Soni Sumarsono sebagai Pelaksana Tugas (PLT) Gubernur DKI Jakarta mengatakan, “Merupakan hal yang wajar jika Pak Sekda dipanggil sebagai saksi atas kasus korupsi pejabat di bawahnya. Pak Sekda itu, semua urusan yang menyangkut korupsi pemerintahan di bawahnya pasti dimintai keterangan. Karena Sekda itu penanggung jawab komando Aparatur Sipil Negara (ASN) di setiap daerah.”
Bagaimana mungkin dana pembangunan untuk masjid justru dikorupsi. Hal ini menggugah hati sebagian masyarakat saat ini. Di balik masifnya isu penistaan agama yang telah merebut perhatian publik muncul isu penyelewengan dana dalam proyek pembangunan masjid di Walikota Jakarta Pusat.
Tindak pidana korupsi yang dilakukan oleh sejumlah oknum pejabat memang dapat memancing amarah publik. Sebab, dana yang seharusnya digunakan untuk membangun fasilitas umum dan infrastruktur kerap diselewengkan. Ironisnya, masjid yang notabenenya sebagai tempat peribadahan menjadi proyek sejumlah pejabat yang tidak bertanggung jawab.
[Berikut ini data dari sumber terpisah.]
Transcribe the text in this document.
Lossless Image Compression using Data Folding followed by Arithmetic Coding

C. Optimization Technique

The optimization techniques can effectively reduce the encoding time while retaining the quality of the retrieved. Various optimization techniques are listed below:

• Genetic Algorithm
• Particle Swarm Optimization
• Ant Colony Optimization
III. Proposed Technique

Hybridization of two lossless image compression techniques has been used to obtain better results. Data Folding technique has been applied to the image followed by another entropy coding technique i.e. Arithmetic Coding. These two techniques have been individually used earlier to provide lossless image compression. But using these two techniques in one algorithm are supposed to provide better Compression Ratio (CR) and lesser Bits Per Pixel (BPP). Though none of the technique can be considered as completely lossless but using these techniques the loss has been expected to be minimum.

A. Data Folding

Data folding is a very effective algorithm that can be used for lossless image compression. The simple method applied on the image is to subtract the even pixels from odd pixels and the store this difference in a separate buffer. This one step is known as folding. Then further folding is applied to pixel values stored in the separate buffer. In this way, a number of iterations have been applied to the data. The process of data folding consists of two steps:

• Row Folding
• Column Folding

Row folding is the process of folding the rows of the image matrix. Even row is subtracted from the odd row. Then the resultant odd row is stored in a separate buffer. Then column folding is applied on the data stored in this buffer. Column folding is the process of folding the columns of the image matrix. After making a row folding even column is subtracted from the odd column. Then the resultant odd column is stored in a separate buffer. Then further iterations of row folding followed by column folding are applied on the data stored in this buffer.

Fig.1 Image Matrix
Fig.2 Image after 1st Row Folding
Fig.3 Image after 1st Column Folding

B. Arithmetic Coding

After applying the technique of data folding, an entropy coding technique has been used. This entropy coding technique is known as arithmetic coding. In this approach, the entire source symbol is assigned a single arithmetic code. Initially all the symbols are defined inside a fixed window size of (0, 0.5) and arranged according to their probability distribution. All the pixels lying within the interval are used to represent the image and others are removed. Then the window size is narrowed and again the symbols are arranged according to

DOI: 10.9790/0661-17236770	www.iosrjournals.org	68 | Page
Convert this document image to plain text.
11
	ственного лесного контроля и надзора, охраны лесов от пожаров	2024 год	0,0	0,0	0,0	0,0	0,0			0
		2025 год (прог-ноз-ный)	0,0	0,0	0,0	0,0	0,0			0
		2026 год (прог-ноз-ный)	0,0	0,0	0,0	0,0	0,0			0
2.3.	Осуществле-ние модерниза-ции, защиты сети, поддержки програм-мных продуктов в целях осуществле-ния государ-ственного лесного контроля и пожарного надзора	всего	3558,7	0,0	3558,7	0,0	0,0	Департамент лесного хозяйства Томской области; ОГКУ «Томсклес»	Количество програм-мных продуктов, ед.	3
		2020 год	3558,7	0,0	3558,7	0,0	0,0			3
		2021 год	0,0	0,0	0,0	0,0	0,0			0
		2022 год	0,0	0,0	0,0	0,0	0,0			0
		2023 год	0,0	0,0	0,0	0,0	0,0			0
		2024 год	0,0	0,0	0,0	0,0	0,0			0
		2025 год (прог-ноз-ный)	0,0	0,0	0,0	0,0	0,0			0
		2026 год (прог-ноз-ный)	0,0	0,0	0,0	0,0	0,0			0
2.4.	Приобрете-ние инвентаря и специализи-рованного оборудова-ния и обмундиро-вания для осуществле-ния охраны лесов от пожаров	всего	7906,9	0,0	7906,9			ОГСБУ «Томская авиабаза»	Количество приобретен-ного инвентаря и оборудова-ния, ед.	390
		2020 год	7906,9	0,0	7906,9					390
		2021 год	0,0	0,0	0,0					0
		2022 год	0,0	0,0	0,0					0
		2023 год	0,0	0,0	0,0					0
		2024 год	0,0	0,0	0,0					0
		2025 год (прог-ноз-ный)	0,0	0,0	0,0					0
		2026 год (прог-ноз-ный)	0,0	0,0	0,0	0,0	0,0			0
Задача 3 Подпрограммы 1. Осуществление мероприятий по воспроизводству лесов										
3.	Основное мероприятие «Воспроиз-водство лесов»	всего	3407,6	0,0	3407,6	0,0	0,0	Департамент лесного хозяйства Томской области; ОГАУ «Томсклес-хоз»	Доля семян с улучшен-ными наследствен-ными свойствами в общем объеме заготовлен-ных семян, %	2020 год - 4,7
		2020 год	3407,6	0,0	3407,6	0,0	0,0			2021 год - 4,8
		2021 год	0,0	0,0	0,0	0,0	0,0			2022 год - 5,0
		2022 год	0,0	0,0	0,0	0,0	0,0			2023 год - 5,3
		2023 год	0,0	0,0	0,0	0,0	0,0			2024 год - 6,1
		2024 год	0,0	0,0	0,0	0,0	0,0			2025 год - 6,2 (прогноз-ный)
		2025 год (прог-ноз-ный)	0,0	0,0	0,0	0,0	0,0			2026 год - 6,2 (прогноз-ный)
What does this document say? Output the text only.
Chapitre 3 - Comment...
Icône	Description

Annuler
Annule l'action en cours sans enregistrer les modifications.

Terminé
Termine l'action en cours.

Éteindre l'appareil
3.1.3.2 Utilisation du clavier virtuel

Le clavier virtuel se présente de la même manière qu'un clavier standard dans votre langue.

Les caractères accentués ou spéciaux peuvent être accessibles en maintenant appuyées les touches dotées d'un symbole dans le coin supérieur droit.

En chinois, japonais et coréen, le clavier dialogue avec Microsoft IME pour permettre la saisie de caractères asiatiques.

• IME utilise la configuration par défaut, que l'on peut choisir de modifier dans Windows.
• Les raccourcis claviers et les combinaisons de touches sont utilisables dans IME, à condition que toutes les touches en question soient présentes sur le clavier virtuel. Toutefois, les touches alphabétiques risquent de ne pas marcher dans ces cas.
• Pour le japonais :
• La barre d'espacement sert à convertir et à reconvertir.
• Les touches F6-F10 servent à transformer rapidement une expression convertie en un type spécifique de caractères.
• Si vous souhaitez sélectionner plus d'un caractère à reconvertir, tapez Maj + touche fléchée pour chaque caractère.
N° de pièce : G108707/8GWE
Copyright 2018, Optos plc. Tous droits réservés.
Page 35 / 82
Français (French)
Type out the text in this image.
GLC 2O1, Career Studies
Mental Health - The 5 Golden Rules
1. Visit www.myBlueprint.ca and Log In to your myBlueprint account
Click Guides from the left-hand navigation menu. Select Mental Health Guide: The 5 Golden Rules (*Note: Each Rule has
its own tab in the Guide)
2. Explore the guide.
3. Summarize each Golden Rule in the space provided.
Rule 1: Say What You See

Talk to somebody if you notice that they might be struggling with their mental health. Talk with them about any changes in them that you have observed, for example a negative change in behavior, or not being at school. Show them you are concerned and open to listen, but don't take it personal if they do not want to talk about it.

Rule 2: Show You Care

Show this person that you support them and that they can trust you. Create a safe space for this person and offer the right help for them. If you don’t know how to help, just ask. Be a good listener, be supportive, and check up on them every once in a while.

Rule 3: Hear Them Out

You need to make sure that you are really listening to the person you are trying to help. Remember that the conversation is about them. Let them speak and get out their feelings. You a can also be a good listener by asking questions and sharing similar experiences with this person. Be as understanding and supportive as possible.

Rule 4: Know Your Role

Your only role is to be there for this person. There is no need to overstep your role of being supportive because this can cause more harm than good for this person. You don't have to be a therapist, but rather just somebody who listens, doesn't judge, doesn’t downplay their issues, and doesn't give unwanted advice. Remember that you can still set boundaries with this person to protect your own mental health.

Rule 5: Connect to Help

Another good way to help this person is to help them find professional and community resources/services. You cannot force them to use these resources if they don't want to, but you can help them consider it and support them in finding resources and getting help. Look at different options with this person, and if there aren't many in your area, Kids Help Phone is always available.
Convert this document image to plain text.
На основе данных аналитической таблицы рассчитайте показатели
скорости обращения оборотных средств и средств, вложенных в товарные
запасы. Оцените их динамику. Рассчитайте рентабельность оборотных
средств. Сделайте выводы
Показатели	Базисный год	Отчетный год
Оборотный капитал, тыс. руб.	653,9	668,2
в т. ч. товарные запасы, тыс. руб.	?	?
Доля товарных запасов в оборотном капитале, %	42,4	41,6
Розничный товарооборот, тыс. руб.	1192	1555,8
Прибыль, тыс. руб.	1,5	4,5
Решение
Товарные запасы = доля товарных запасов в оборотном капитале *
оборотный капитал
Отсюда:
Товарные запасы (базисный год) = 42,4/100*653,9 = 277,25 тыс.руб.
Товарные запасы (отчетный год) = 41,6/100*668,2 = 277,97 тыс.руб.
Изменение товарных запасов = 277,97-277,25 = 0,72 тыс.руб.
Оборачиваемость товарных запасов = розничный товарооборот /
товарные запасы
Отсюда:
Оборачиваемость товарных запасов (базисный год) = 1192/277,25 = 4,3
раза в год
Dalam Musyawarah Nasional (MUNAS) NU di Pondok Gede tahun 2002, NU secara tegas mengeluarkan fatwa bahwa koruptor ketika meninggal tidak perlu disholatkan oleh para ulama, kiai, dan tokoh-tokoh agama Islam. Cukup masyarakat biasa saja yang ikut menyolatkan. Pada dasarnya, keputusan NU terhadap koruptor lahir dari sikap Nabi Muhammad SAW yang saat itu ia tidak mau menyolati sahabatnya. Tetapi malah memerintahkan kepada sahabatnya saja yang menyolatinya.
Sikap Nabi Muhammad SAW tersebut membuat para sahabat heran, sehingga para sahabat mengajukan pertanyaan mengapa beliau tidak mau menyolatinya. Saat itu juga beliau memberikan keterangan, bahwa orang tersebut telah melakukan ghulul (korupsi), yakni telah menggelapkan sejumlah uang yang kurang dari dua dirham. Atas dasar itulah, NU mengeluarkan fatwa bahwa para koruptor sebaiknya tidak disholatkan para ulama, kiai, dan tokoh-tokoh agama Islam lainnya. Namun disholatkan oleh masyarakat biasa saja.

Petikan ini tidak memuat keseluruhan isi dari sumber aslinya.